In de e-mail van 16 januari 2014 maakt de advocaat van de vrouw slechts twee opmerkingen over het convenant. Eén over art. 3.1 en één over art. 6 lid 1. De passage die de vrouw aanhaalt, betreft een opmerking van haar over art. 6 lid 1. Artikel 6 lid 1 en de e-mail van 16 januari 2014 zijn al uitgebreid aan de orde gekomen bij de beoordeling van grief 1 van de vrouw. Het hof heeft daarover geoordeeld dat er geen overeenkomst tot stand is gekomen over de lijfrentes (in het bijzonder een overeenkomst die zou inhouden dat de vrouw recht had op de helft van de (waarde van) lijfrenteaanspraken, zoals de man ook nu weer aanvoert). Dat betekent dat van enige aanspraak op “verevening” of de helft van de (waarde) van de lijfrentes op grond van de overeenkomst ook geen sprake kan zijn en dus ook niet dat de vrouw zich die aanspraken voorbehoudt (“daarvan geen afstand doet”). De vrouw maakt in haar e-mail geen opmerkingen over art. 8. Voor het standpunt dat het “niet-afstand doen” ook inhoudt dat art. 8 lid 1 niet ziet op verrekening van de waarde van de lijfrentes biedt de vrouw geen aanknopingspunten. Van tegenstrijdige stellingen van de man is geen sprake, zoals hij heeft uitgelegd. Hij betwist dat partijen zijn overeengekomen dat de vrouw recht had op de helft van de (waarde van) lijfrenteaanspraken (en het hof is de man daarin gevolgd), maar dat betekent geenszins dat hij vindt dat mogelijke verrekenvorderingen (zoals hier ter zake van de lijfrentes) buiten de werkingssfeer van art. 8 lid 1 zouden vallen. Zijn standpunt is juist dat deze verrekenvorderingen wél onder de reikwijdte van art. 8 lid 1 vallen.
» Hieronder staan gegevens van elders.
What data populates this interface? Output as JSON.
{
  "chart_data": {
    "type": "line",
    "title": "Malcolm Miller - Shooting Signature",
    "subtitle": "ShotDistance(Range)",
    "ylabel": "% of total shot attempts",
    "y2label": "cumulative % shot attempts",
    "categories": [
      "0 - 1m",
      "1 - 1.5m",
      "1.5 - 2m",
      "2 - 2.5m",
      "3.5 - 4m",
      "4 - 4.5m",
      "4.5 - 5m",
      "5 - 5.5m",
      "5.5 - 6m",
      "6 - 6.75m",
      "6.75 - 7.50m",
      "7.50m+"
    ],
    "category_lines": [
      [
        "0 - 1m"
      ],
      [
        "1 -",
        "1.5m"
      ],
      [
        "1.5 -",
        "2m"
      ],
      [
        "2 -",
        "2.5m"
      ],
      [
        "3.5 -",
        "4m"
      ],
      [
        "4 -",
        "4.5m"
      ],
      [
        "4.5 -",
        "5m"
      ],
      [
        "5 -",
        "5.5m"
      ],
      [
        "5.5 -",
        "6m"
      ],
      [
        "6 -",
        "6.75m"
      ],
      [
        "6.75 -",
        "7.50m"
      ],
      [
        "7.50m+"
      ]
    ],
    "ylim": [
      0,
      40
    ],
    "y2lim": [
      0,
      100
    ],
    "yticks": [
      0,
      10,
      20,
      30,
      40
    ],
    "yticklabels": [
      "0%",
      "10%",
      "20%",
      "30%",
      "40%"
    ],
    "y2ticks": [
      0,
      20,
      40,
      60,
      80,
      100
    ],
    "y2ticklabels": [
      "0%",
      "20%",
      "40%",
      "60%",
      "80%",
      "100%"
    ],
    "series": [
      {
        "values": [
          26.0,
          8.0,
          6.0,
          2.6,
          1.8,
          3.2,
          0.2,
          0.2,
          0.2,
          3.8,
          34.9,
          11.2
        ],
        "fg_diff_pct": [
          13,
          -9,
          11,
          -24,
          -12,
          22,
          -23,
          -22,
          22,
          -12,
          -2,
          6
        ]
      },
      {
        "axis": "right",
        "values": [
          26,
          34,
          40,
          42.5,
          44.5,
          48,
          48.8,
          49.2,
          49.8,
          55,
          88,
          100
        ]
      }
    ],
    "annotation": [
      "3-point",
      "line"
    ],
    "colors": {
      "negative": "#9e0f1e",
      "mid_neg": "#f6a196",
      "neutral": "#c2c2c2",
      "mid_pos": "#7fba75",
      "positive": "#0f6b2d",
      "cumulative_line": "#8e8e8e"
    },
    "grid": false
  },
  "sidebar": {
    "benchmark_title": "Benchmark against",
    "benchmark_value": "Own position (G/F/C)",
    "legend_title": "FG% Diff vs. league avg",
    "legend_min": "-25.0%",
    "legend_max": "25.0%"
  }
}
Voorts houdt het citaat in dat de vrouw geen afstand doet van enige aanspraak op
verevening(op grond van de beweerde overeenkomst van partijen); dat is onvoldoende om aan te nemen dat zij zich ook eventuele aanspraken op
verrekeningzou voorbehouden in die zin dat deze buiten de werkingssfeer van art. 8 lid 1 zouden vallen (curs. hof). In de gegeven omstandigheden mochten partijen aldus over en weer aan art. 8 lid 1 redelijkerwijs de zin toekennen dat daaronder ook valt de verrekenvordering waarop de vrouw zich beroept. Dat was wat zij te dien aanzien redelijkerwijs van elkaar mochten verwachten. De grief faalt dus ook op dit onderdeel.

4.De uitspraak

Het hof:
op het principaal en incidenteel hoger beroep
bekrachtigt de bestreden vonnissen, voor zover aan het oordeel van het hof onderworpen;
compenseert de proceskosten in hoger beroep aldus dat ieder van partijen de eigen proceskosten draagt;
wijst het in hoger beroep meer of anders gevorderde af.
Dit arrest is gewezen door mrs. G.J. Vossestein, P.P.M. van Reijsen en F. Benjaddi en is in het openbaar uitgesproken door de rolraadsheer op 14 juni 2022.